For the situation analysis and focused review, a descriptive-comparative approach was adopted; the focused review also helped identify best practice models and policies adopted by programs with the maximum extent of OH/EH engagement. For the qualitative review, a free listing of themes was done, followed by identification of recurrent themes, leading to the development of a conceptual framework, through an expert consultation at the stakeholder meeting. All major comparisons were made on a bi-regional basis to compare the pattern of OHEHCB programs in the SA versus the SEA region.

Results

Initially, 132 documents were retrieved from the various sources, of which 30 were not relevant to the research question. The remaining 102 documents were screened for relevance, in the course of which 54 were excluded as they did not satisfy the inclusion criteria. This left 48 documents, to which we added two articles which were obtained through expert suggestions; this brought the total number of papers included in the review to 50. The process is summarized in Fig. 1.
Fig. 1

Flowchart showing details of inclusion of documents

Situation analysis

There were 13 unique OH/EH projects or initiatives which included 37 OHEHCB programs that were operational in countries of SEA. In SA, by contrast, this number was much smaller, with 8 projects/initiatives and 11 OHEHCB programs (Fig. 2; details in Technical Appendix 2 in Additional file 1).
Fig. 2

Map of all projects with One Health/EcoHealth capacity building components in South East Asia (a) and South Asia (b)

Based on whether the programs were primarily focused on developing skills for surveillance, prevention, and control (e.g. Field Epidemiology Training Programs (FETPs)) or primarily focused on developing knowledge, research, and policy skills (e.g. Master’s programs), they were classified to be field setting-oriented or university setting-oriented programs. In both regions, more programs were university oriented; however, a larger proportion of programs had a field-level focus in SA (5/11; 45%) than in SEA (13/37; 35%). More programs in SA focused on developing professionals for a career in programs (8/11; 73%) rather than in research; in SEA, the opposite trend was seen, with more programs focusing on building research skills (25/37; 68%). There were differences in the duration of training as well. More programs in SA were of longer duration, lasting from months to years (6/11; 55%), than those in SEA (12/37; 32%). A large proportion of the OHEHCB programs in SEA were of shorter duration, lasting from days to weeks (22/37; 59%).
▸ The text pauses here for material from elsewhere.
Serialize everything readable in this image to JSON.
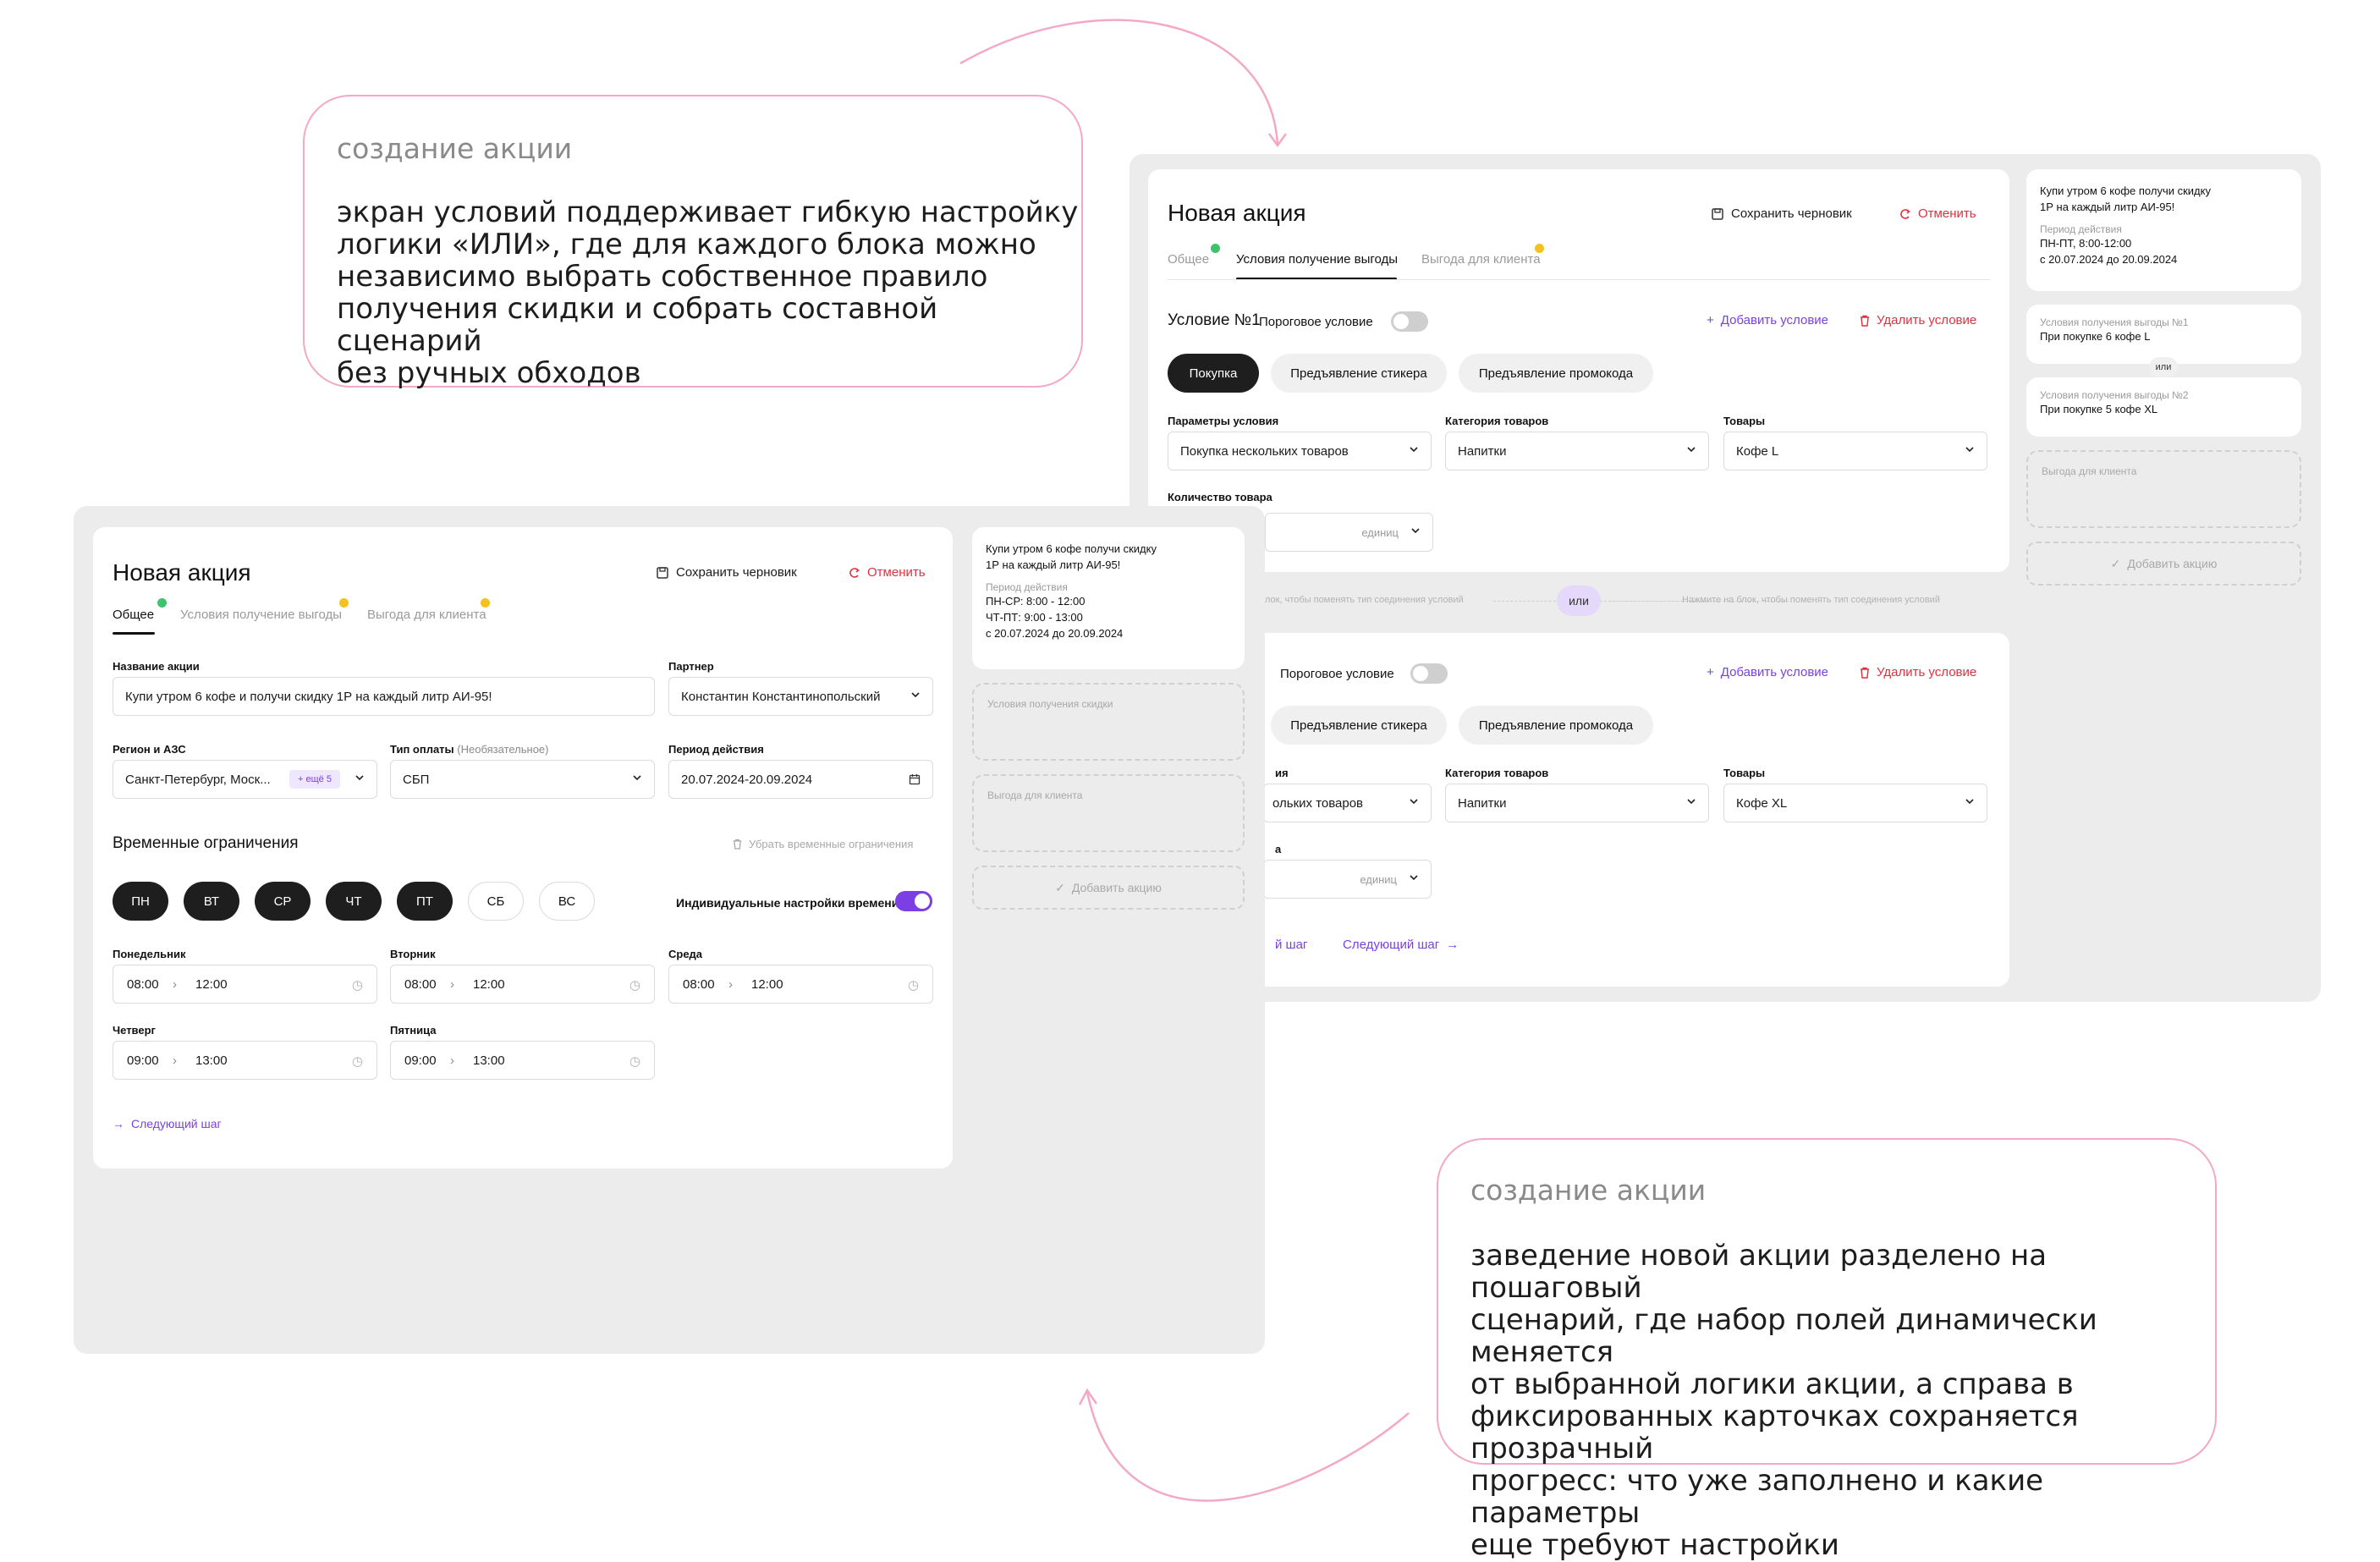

Based on the extent to which the OHEHCB programs addressed the core competencies outlined above, they were classified to have extensive engagement, locally adapted engagement, or minimal engagement [22]. A large proportion of the programs in SEA had extensive OH involvement (25/37; 68%). In contrast, only over a third of the programs based in SA had extensive OH engagement (4/11; 36%).

The programs in SA primarily targeted program managers (8/11; 73%) and veterinarians (2/11; 18%), whereas those in SEA primarily targeted a more representative spectrum of OH functionaries, including graduate students (14/37; 38%), researchers (11/37; 30%), program managers (6/37; 16%), medical students (3/37; 8%), and veterinarians (2/37; 5%).

Focused review

There were more projects/initiatives with extensive OH engagement in SEA. In SA, there were only five OHEHCB programs in two projects/initiatives, whilst in SEA, there were 11 projects/initiatives with 25 OHEHCB programs with extensive OH engagement. Of the five programs in SA, four were based out of a university setting, whilst a little over half the programs in SEA were university based (14/25; 56%). Over half the programs in SEA were short term (13/25; 52%), whereas three of the five programs in SA were long term. We did not create any cut-offs to define short-, medium-, and long-term programs as we felt that such restrictions would impose artificial and illogical definitions. Short-term programs were organized for days to weeks and were meant for building a small set of skills; these programs, often conducted in a workshop mode, usually did not culminate in the acquisition of any degrees or certification. Medium-term programs lasted for weeks to months and were meant primarily for skill enhancement of public health professionals, program managers, and in-service candidates; they may have resulted in certification but not the acquisition of a degree. Long-term programs were carried on for months to years, usually in a university setting, and cumulated in the acquisition of a degree or certificate subject to multiple assessments over the period of the coursework.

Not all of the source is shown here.